Laura Arnold Leibman joins us to talk about early American Jewish history and material culture, and the big lessons that we learn from looking at a handful of small objects which she studies in her recent book The Art of the Jewish Family: A History of Women in Early New York in Five Objects. Listen in for our conversation about how material objects and material culture illuminate our understanding of American Jewish history, and why it matters.
- Purchase The Art of the Jewish Family (and use the code AJFJHM15 for a 15% discount)
The Art of the Jewish Family is an exciting book which uses micro history and material culture—looking at individual lives and histories, through material objects—to tell a big story about the lives of Jewish women in New York and the wider Atlantic world from 1750 to 1850. These objects include a letter written in 1761 to request financial aid from New York’s Congregation Shearith Israel; silver cups; ivory miniatures; commonplace books; and family portraits. Altogether they tell us an important set of stories about people who we don’t always pay attention to in history.

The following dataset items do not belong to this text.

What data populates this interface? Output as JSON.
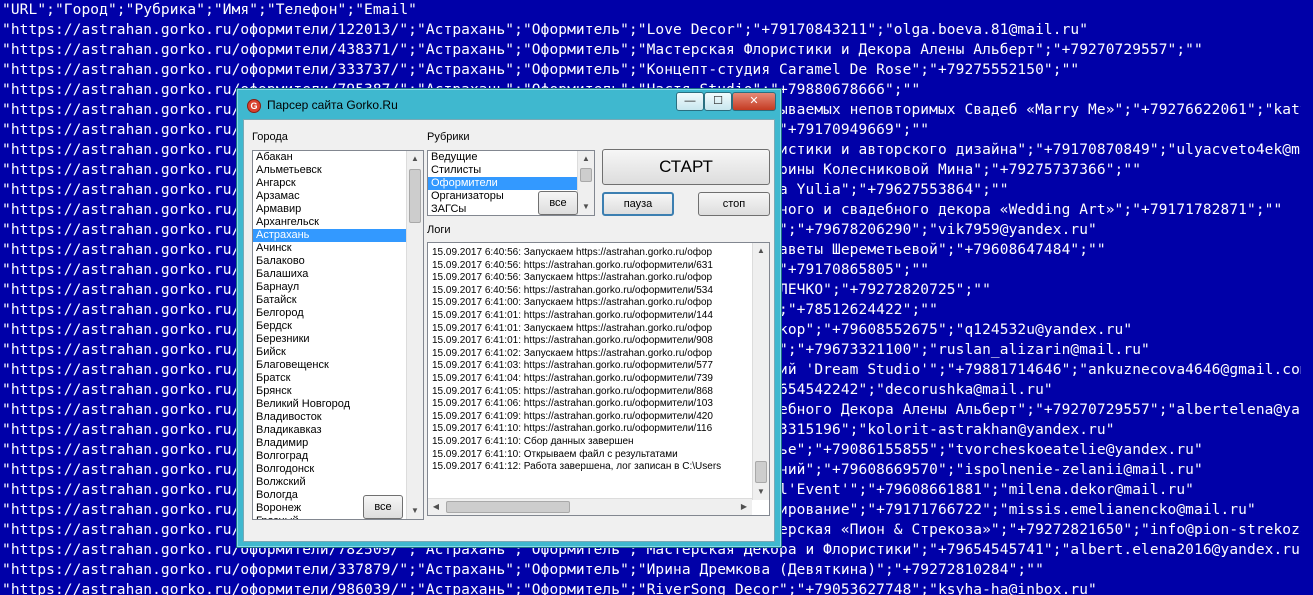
{
  "background": {
    "lines": [
      "\"URL\";\"Город\";\"Рубрика\";\"Имя\";\"Телефон\";\"Email\"",
      "\"https://astrahan.gorko.ru/оформители/122013/\";\"Астрахань\";\"Оформитель\";\"Love Decor\";\"+79170843211\";\"olga.boeva.81@mail.ru\"",
      "\"https://astrahan.gorko.ru/оформители/438371/\";\"Астрахань\";\"Оформитель\";\"Мастерская Флористики и Декора Алены Альберт\";\"+79270729557\";\"\"",
      "\"https://astrahan.gorko.ru/оформители/333737/\";\"Астрахань\";\"Оформитель\";\"Концепт-студия Caramel De Rose\";\"+79275552150\";\"\"",
      "\"https://astrahan.gorko.ru/оформители/795387/\";\"Астрахань\";\"Оформитель\";\"Настя Studio\";\"+79880678666\";\"\"",
      "\"https://astrahan.gorko.ru/оформители/416455/\";\"Астрахань\";\"Оформитель\";\"Агентство незабываемых неповторимых Свадеб «Marry Me»\";\"+79276622061\";\"katy999-222@mail.ru\"",
      "\"https://astrahan.gorko.ru/оформители/631040/\";\"Астрахань\";\"Оформитель\";\"Декорирование\";\"+79170949669\";\"\"",
      "\"https://astrahan.gorko.ru/оформители/534002/\";\"Астрахань\";\"Оформитель\";\"Мастерская флористики и авторского дизайна\";\"+79170870849\";\"ulyacveto4ek@mail.ru\"",
      "\"https://astrahan.gorko.ru/оформители/144119/\";\"Астрахань\";\"Оформитель\";\"Студия декора Ирины Колесниковой Мина\";\"+79275737366\";\"\"",
      "\"https://astrahan.gorko.ru/оформители/908126/\";\"Астрахань\";\"Оформитель\";\"Flower Studio Ya Yulia\";\"+79627553864\";\"\"",
      "\"https://astrahan.gorko.ru/оформители/577301/\";\"Астрахань\";\"Оформитель\";\"Студия праздничного и свадебного декора «Wedding Art»\";\"+79171782871\";\"\"",
      "\"https://astrahan.gorko.ru/оформители/739124/\";\"Астрахань\";\"Оформитель\";\"Декор для своих\";\"+79678206290\";\"vik7959@yandex.ru\"",
      "\"https://astrahan.gorko.ru/оформители/868512/\";\"Астрахань\";\"Оформитель\";\"Мастерская Елизаветы Шереметьевой\";\"+79608647484\";\"\"",
      "\"https://astrahan.gorko.ru/оформители/103775/\";\"Астрахань\";\"Оформитель\";\"Студия Апрель\";\"+79170865805\";\"\"",
      "\"https://astrahan.gorko.ru/оформители/420518/\";\"Астрахань\";\"Оформитель\";\"Декор-студия КОЛЕЧКО\";\"+79272820725\";\"\"",
      "\"https://astrahan.gorko.ru/оформители/116092/\";\"Астрахань\";\"Оформитель\";\"Декор Ateliere\";\"+78512624422\";\"\"",
      "\"https://astrahan.gorko.ru/оформители/225731/\";\"Астрахань\";\"Оформитель\";\"Флористика и декор\";\"+79608552675\";\"q124532u@yandex.ru\"",
      "\"https://astrahan.gorko.ru/оформители/661845/\";\"Астрахань\";\"Оформитель\";\"Студия Ализарин\";\"+79673321100\";\"ruslan_alizarin@mail.ru\"",
      "\"https://astrahan.gorko.ru/оформители/392117/\";\"Астрахань\";\"Оформитель\";\"Агентство событий 'Dream Studio'\";\"+79881714646\";\"ankuznecova4646@gmail.com\"",
      "\"https://astrahan.gorko.ru/оформители/850244/\";\"Астрахань\";\"Оформитель\";\"Декорушка\";\"+79654542242\";\"decorushka@mail.ru\"",
      "\"https://astrahan.gorko.ru/оформители/297063/\";\"Астрахань\";\"Оформитель\";\"Мастерская Свадебного Декора Алены Альберт\";\"+79270729557\";\"albertelena@yandex.ru\"",
      "\"https://astrahan.gorko.ru/оформители/741390/\";\"Астрахань\";\"Оформитель\";\"Колорит\";\"+79673315196\";\"kolorit-astrakhan@yandex.ru\"",
      "\"https://astrahan.gorko.ru/оформители/563208/\";\"Астрахань\";\"Оформитель\";\"Творческое ателье\";\"+79086155855\";\"tvorcheskoeatelie@yandex.ru\"",
      "\"https://astrahan.gorko.ru/оформители/318476/\";\"Астрахань\";\"Оформитель\";\"Исполнение желаний\";\"+79608669570\";\"ispolnenie-zelanii@mail.ru\"",
      "\"https://astrahan.gorko.ru/оформители/904157/\";\"Астрахань\";\"Оформитель\";\"Декор-студия 'Il'Event'\";\"+79608661881\";\"milena.dekor@mail.ru\"",
      "\"https://astrahan.gorko.ru/оформители/476920/\";\"Астрахань\";\"Оформитель\";\"Свадебное декорирование\";\"+79171766722\";\"missis.emelianencko@mail.ru\"",
      "\"https://astrahan.gorko.ru/оформители/215683/\";\"Астрахань\";\"Оформитель\";\"Творческая мастерская «Пион & Стрекоза»\";\"+79272821650\";\"info@pion-strekoza.ru\"",
      "\"https://astrahan.gorko.ru/оформители/782509/\";\"Астрахань\";\"Оформитель\";\"Мастерская Декора и Флористики\";\"+79654545741\";\"albert.elena2016@yandex.ru\"",
      "\"https://astrahan.gorko.ru/оформители/337879/\";\"Астрахань\";\"Оформитель\";\"Ирина Дремкова (Девяткина)\";\"+79272810284\";\"\"",
      "\"https://astrahan.gorko.ru/оформители/986039/\";\"Астрахань\";\"Оформитель\";\"RiverSong Decor\";\"+79053627748\";\"ksyha-ha@inbox.ru\""
    ]
  },
  "window": {
    "title": "Парсер сайта Gorko.Ru",
    "icon_glyph": "G",
    "controls": {
      "minimize": "—",
      "maximize": "☐",
      "close": "✕"
    }
  },
  "cities": {
    "label": "Города",
    "items": [
      "Абакан",
      "Альметьевск",
      "Ангарск",
      "Арзамас",
      "Армавир",
      "Архангельск",
      "Астрахань",
      "Ачинск",
      "Балаково",
      "Балашиха",
      "Барнаул",
      "Батайск",
      "Белгород",
      "Бердск",
      "Березники",
      "Бийск",
      "Благовещенск",
      "Братск",
      "Брянск",
      "Великий Новгород",
      "Владивосток",
      "Владикавказ",
      "Владимир",
      "Волгоград",
      "Волгодонск",
      "Волжский",
      "Вологда",
      "Воронеж",
      "Грозный"
    ],
    "selected": "Астрахань",
    "all_button": "все"
  },
  "rubrics": {
    "label": "Рубрики",
    "items": [
      "Ведущие",
      "Стилисты",
      "Оформители",
      "Организаторы",
      "ЗАГСы"
    ],
    "selected": "Оформители",
    "all_button": "все"
  },
  "buttons": {
    "start": "СТАРТ",
    "pause": "пауза",
    "stop": "стоп"
  },
  "logs": {
    "label": "Логи",
    "lines": [
      "15.09.2017 6:40:56: Запускаем https://astrahan.gorko.ru/офор",
      "15.09.2017 6:40:56: https://astrahan.gorko.ru/оформители/631",
      "15.09.2017 6:40:56: Запускаем https://astrahan.gorko.ru/офор",
      "15.09.2017 6:40:56: https://astrahan.gorko.ru/оформители/534",
      "15.09.2017 6:41:00: Запускаем https://astrahan.gorko.ru/офор",
      "15.09.2017 6:41:01: https://astrahan.gorko.ru/оформители/144",
      "15.09.2017 6:41:01: Запускаем https://astrahan.gorko.ru/офор",
      "15.09.2017 6:41:01: https://astrahan.gorko.ru/оформители/908",
      "15.09.2017 6:41:02: Запускаем https://astrahan.gorko.ru/офор",
      "15.09.2017 6:41:03: https://astrahan.gorko.ru/оформители/577",
      "15.09.2017 6:41:04: https://astrahan.gorko.ru/оформители/739",
      "15.09.2017 6:41:05: https://astrahan.gorko.ru/оформители/868",
      "15.09.2017 6:41:06: https://astrahan.gorko.ru/оформители/103",
      "15.09.2017 6:41:09: https://astrahan.gorko.ru/оформители/420",
      "15.09.2017 6:41:10: https://astrahan.gorko.ru/оформители/116",
      "15.09.2017 6:41:10: Сбор данных завершен",
      "15.09.2017 6:41:10: Открываем файл с результатами",
      "15.09.2017 6:41:12: Работа завершена, лог записан в C:\\Users"
    ]
  },
  "colors": {
    "background": "#0000a8",
    "window_frame": "#3fb8cf",
    "selection": "#3399ff",
    "close_button": "#c43b22"
  }
}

Laura Arnold Leibman is Professor of English and Humanities at Reed College. Her general field of interest is religion and American culture prior to the American Civil War. Her 2012 book Messianism, Secrecy and Mysticism: A New Interpretation of Early American Jewish Life was awarded a Jordan Schnitzer Book Award and a National Jewish Book Award, and she recently published The Art of the Jewish Family: A History of Women in Early New York in Five Objects, which we speak about in the podcast.